C’est cette surprise qu’a eu un agent contractuel affecté au sein de l’antenne du département de la Réunion à Paris, constituée sous la forme d’une régie dépourvue de personnalité morale, et dont le contrat de travail renvoyait aux dispositions applicables aux agents de la fonction publique territoriale.
Ces mentions et la diversité des missions du service au sein duquel était affecté l’agent pouvait donner à penser, tant à l’agent qu’à la collectivité qui l’employait, qu’un éventuel contentieux ressortirait de la compétence du juge administratif.
Il n’en était rien, et, pour le rappeler dans son arrêt n° 22PA00179 du 8 décembre 2023, la cour administrative d’appel de Paris s’est appuyé sur une jurisprudence traditionnelle.

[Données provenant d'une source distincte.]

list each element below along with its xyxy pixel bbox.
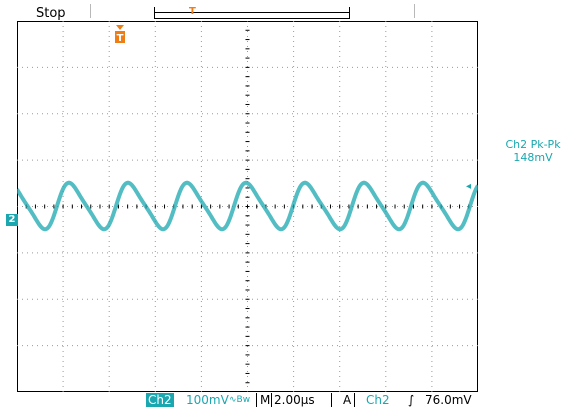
record-view-line [154,12,349,13]
timebase-prefix: M [260,393,271,407]
oscilloscope-graticule [17,21,478,392]
readout-divider [271,393,272,407]
trigger-level-arrow-icon[interactable]: ◂ [466,181,472,192]
channel2-ground-marker[interactable]: 2 [6,214,18,226]
channel2-waveform [17,180,478,232]
readout-divider [256,393,257,407]
timebase-value: 2.00µs [274,393,315,407]
status-divider [90,4,91,18]
acquisition-status: Stop [36,6,66,21]
readout-divider [331,393,332,407]
trigger-source: Ch2 [366,393,390,407]
status-divider [414,4,415,18]
bottom-readout-bar: Ch2 100mV ∿Bw M 2.00µs A Ch2 ∫ 76.0mV [0,392,575,408]
trigger-level-value: 76.0mV [425,393,472,407]
measurement-name: Ch2 Pk-Pk [505,138,561,151]
svg-text:T: T [117,33,124,44]
record-bracket [154,7,350,19]
bandwidth-limit-icon: ∿Bw [229,395,251,405]
record-trigger-icon: T [189,6,196,17]
measurement-value: 148mV [513,151,553,164]
trigger-position-icon[interactable]: T [114,25,126,45]
channel2-label[interactable]: Ch2 [146,393,174,407]
trigger-slope-icon: ∫ [408,393,415,407]
trigger-source-prefix: A [343,393,352,407]
volts-per-div: 100mV [186,393,229,407]
readout-divider [354,393,355,407]
measurement-readout: Ch2 Pk-Pk 148mV [493,138,573,164]
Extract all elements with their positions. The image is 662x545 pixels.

L’attribution de la personnalité morale à un service public industriel et commercial attire généralement l’attention de la collectivité sur l’application d’un régime de droit privé aux agents qui y sont affectés, à l’exception du directeur et son comptable, qui se voient appliquer le droit public et relèvent donc de la juridiction administrative :
« CONSIDÉRANT qu’il résulte des termes mêmes du décret du 9 août 1947, qui a modifié le décret du 30 septembre 1944 pris par application de l’article 5 de l’ordonnance du 30 septembre 1944 portant création à titre provisoire de l’Agence France-Presse, que cette agence présente les caractères d’un établissement public industriel et commercial ; que, par suite, il n’appartient qu’aux tribunaux judiciaires de se prononcer sur les litiges individuels concernant les agents dudit établissement à l’exception de celui desdits agents qui est chargé de la direction de l’ensemble des services de l’établissement, ainsi que du chef de la comptabilité, lorsque ce dernier possède la qualité de comptable public ; »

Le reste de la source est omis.